In a study posted online by Nature Genetics (2014; doi:10.1038/ng.2949), the researchers track the genetic chain of events that links a chromosomal abnormality in Down syndrome to the cellular havoc that occurs in ALL. Their findings are relevant not only to people with Down syndrome but also to many others who develop ALL.
“For 80 years, it hasn’t been clear why children with Down syndrome face a sharply elevated risk of ALL,” said the study’s lead author, Andrew Lane, MD, PhD, of Dana-Farber Cancer Institute in Boston, Massachusetts. “Advances in technology, which make it possible to study blood cells and leukemias that model Down syndrome in the laboratory, have enabled us to make that link.”
People with Down syndrome have an increased risk for a variety of health problems, including heart defects, respiratory and hearing difficulties, and thyroid conditions. Their risk for childhood ALL is 20 times that of the general population.
Down syndrome occurs in people who have an extra copy of a single chromosome, known as chromosome 21. The addition may involve the entire chromosome or a portion of it.
To trace the link between Down syndrome and ALL—specifically, the most common form of the disease known as B cell ALL, or B-ALL—Lane and his colleagues acquired a strain of mice that carry an extra copy of 31 genes found on chromosome 21 in humans.
“B-ALL occurs when the body produces too many immature B cells, which are a type of white blood cell that normally fights infections,” Lane explained. “When we tested the mice’s B cells in the laboratory, we found they were abnormal and grew uncontrollably – just as B cells from B-ALL patients do.”

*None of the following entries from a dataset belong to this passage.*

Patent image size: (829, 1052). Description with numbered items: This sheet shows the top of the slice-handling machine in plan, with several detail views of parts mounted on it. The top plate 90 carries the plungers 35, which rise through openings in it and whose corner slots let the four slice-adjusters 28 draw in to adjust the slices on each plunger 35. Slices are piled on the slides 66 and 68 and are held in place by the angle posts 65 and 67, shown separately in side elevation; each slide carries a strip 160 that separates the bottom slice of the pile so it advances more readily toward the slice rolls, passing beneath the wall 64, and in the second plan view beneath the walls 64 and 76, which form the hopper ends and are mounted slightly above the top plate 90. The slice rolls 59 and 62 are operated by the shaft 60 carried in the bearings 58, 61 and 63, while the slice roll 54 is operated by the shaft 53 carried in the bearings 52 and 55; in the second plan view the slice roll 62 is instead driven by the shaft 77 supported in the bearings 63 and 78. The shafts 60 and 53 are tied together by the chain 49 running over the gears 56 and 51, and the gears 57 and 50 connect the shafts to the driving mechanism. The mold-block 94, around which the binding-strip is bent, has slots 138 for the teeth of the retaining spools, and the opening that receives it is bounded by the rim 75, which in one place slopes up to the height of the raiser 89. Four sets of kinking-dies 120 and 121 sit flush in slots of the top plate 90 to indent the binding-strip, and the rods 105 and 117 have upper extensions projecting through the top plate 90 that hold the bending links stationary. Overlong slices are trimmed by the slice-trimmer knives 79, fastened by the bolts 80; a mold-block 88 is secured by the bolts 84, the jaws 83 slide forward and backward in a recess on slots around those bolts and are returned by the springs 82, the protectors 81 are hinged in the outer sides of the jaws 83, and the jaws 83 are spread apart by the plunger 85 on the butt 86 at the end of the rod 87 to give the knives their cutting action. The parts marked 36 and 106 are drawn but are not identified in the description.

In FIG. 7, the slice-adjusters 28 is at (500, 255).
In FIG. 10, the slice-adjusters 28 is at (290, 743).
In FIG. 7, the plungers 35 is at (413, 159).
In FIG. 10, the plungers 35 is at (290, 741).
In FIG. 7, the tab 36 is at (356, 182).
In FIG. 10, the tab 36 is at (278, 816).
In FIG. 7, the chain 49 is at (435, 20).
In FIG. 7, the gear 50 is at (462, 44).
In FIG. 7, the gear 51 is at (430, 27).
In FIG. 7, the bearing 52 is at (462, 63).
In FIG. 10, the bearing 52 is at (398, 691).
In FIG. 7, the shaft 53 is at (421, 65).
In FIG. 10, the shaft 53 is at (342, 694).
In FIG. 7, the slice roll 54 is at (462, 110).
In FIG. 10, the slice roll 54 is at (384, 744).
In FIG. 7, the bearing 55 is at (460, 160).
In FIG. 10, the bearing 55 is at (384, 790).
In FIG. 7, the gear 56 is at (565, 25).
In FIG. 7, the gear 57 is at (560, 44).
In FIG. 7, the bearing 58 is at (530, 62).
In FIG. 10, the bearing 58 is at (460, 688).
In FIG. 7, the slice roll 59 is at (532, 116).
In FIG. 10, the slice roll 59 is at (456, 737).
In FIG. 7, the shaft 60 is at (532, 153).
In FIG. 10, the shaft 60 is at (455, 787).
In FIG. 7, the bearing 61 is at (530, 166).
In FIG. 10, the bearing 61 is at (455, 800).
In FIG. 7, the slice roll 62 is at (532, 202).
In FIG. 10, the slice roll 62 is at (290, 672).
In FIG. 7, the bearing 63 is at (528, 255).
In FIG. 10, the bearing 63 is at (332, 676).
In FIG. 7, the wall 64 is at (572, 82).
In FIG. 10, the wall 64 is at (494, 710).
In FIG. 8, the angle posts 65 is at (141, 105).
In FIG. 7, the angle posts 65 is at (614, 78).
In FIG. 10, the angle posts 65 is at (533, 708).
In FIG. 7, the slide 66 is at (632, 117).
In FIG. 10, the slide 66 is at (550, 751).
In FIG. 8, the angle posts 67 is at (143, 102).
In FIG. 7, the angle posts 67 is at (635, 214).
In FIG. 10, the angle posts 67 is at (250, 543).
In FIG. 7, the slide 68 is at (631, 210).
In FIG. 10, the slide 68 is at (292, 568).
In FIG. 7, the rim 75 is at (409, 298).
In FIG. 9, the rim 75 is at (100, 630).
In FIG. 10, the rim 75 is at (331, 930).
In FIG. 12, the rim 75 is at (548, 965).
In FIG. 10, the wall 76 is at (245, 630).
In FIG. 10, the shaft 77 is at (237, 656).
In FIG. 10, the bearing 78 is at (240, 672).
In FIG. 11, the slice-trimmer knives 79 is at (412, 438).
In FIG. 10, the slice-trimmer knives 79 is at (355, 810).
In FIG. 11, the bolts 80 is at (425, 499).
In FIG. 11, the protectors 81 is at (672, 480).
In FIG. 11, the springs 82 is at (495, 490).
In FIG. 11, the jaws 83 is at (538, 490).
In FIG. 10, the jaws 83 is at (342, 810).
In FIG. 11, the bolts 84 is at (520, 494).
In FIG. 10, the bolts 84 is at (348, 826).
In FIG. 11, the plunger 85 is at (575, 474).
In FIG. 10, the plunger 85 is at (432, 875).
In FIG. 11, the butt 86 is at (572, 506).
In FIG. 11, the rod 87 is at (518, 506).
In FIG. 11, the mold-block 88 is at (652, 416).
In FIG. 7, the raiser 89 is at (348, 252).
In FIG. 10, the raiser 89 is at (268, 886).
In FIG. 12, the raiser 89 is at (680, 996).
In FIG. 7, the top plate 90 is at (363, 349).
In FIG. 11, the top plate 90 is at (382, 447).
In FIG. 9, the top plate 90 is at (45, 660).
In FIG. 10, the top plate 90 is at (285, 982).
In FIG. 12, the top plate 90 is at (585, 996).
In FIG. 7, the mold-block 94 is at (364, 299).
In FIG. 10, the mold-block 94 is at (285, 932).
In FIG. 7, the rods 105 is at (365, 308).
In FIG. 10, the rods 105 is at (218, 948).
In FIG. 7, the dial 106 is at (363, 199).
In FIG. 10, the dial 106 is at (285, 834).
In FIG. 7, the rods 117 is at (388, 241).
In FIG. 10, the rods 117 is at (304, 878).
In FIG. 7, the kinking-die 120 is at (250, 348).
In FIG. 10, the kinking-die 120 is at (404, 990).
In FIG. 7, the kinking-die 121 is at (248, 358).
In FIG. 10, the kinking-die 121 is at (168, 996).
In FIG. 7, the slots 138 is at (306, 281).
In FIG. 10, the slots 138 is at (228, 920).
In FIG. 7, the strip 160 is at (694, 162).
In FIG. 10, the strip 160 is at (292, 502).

The researchers then scanned the mice’s B cells to ascertain their “molecular signature”—the pattern of gene activity that distinguished them from normal B cells in mice. The chief difference was that in the abnormal cells, the group of proteins called PRC2 was not functioning. Somehow, the loss of PRC2 was spurring the B cells to divide and proliferate before they were fully mature.
Genetic samples from patients with B-ALL who did or did not have Down syndrome were used to further examine the role of PRC2, which is silenced in the B cells of patients with Down syndrome. Studies in mice found that the B cells stopped growing and died when the HMGN1 gene was turned off, indicating that the extra copy of HMGN1 is important for turning off PRC2. Switching on PRC2 could be anti-leukemic.
“This provides the long sought after molecular link between Down syndrome and the development of B cell ALL,” Lane remarked.